Machine Learning of Reaction Properties via Learned Representations of the Condensed Graph of Reaction

Abstract

The estimation of chemical reaction properties such as activation energies, rates, or yields is a central topic of computational chemistry. In contrast to molecular properties, where machine learning approaches such as graph convolutional neural networks (GCNNs) have excelled for a wide variety of tasks, no general and transferable adaptations of GCNNs for reactions have been developed yet. We therefore combined a popular cheminformatics reaction representation, the so-called condensed graph of reaction (CGR), with a recent GCNN architecture to arrive at a versatile, robust, and compact deep learning model. The CGR is a superposition of the reactant and product graphs of a chemical reaction and thus an ideal input for graph-based machine learning approaches. The model learns to create a data-driven, task-dependent reaction embedding that does not rely on expert knowledge, similar to current molecular GCNNs. Our approach outperforms current state-of-the-art models in accuracy, is applicable even to imbalanced reactions, and possesses excellent predictive capabilities for diverse target properties, such as activation energies, reaction enthalpies, rate constants, yields, or reaction classes. We furthermore curated a large set of atom-mapped reactions along with their target properties, which can serve as benchmark data sets for future work. All data sets and the developed reaction GCNN model are available online, free of charge, and open source.

Figure 1

Schematic depiction of the CGR (middle) for the dissociation of water, constructed from the atom-mapped reactants (right) and the atom-mapped products (left). (Top) Example of balanced reaction. (Bottom) Example of imbalanced reaction. In the CGR, each atom and each bond has two labels, one corresponding to the reactants and another to the products. For imbalanced reactions, the features of an imbalanced atom can either be imputed or set to zero (indicated by the striped area).

Figure 2

Architecture of a standard graph convolutional neural net (top) and adaption to reactions via input of the condensed graph of reaction (bottom). Each atom and bond fingerprint now consists of two parts, one describing the reactants (gray) and the other the products (red). If a bond does not exist in reactants or products, the corresponding parts of the fingerprint (white, crossed out) are set to zero. If an atom is missing in an imbalanced reactions, its features can be either imputed or set to zero. The white vectors correspond to the hidden atomic and molecular representations.

Figure 3

Comparison of test set R² scores between different models for the ωB97X-D3 computational activation energy data set with pretraining on B97-D3 activation energies. Error bars correspond to the standard deviation between five folds.
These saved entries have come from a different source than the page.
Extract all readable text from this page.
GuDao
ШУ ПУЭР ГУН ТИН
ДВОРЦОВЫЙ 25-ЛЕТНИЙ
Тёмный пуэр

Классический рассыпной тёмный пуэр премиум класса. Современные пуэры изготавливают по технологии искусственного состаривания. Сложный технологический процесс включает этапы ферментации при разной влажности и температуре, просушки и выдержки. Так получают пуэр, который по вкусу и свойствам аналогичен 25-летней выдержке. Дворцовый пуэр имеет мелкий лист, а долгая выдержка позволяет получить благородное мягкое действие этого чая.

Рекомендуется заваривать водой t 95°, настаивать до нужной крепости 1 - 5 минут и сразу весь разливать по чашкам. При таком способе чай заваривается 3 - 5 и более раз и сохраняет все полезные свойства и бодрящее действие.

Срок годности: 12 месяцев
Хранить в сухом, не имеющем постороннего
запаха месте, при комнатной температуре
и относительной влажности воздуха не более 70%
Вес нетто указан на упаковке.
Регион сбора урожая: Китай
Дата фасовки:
Best model system highlighted in red; line corresponds to best performance.

Figure 4

Comparison of test set R² scores between different models for the E2/S_N2 computational activation energy data set. Error bars correspond to the standard deviation between five folds. Best model system highlighted in red; line corresponds to best performance.

Figure 5

Comparison of test set R² scores between different models for the S_NAr experimental activation energy data set. Error bars correspond to the standard deviation between five folds. Best model system highlighted in red; line corresponds to best performance.

Figure 6

Mean absolute errors of the CGR GCNN model on subsets of the E_a ωB97X-D3 data set without pretraining.

Figure 7

Comparison of test set R² scores between different models for the computational rate constants data set. Error bars correspond to the standard deviation between five folds. Best model system highlighted in red; line corresponds to best performance.

Figure 8

Comparison of test set R² scores between different models for the experimental phosphatase reaction yield data set. Error bars correspond to the standard deviation between five folds. Best model system highlighted in red; line corresponds to best performance.

Figure 9

Comparison of accuracies between different models for the classification of name reactions via the USPTO-1K-TPL data set (top) or the Pistachio data set (bottom). Error bars correspond to the standard deviation between five folds. The red dot and line correspond to the performance achieved by ref (52).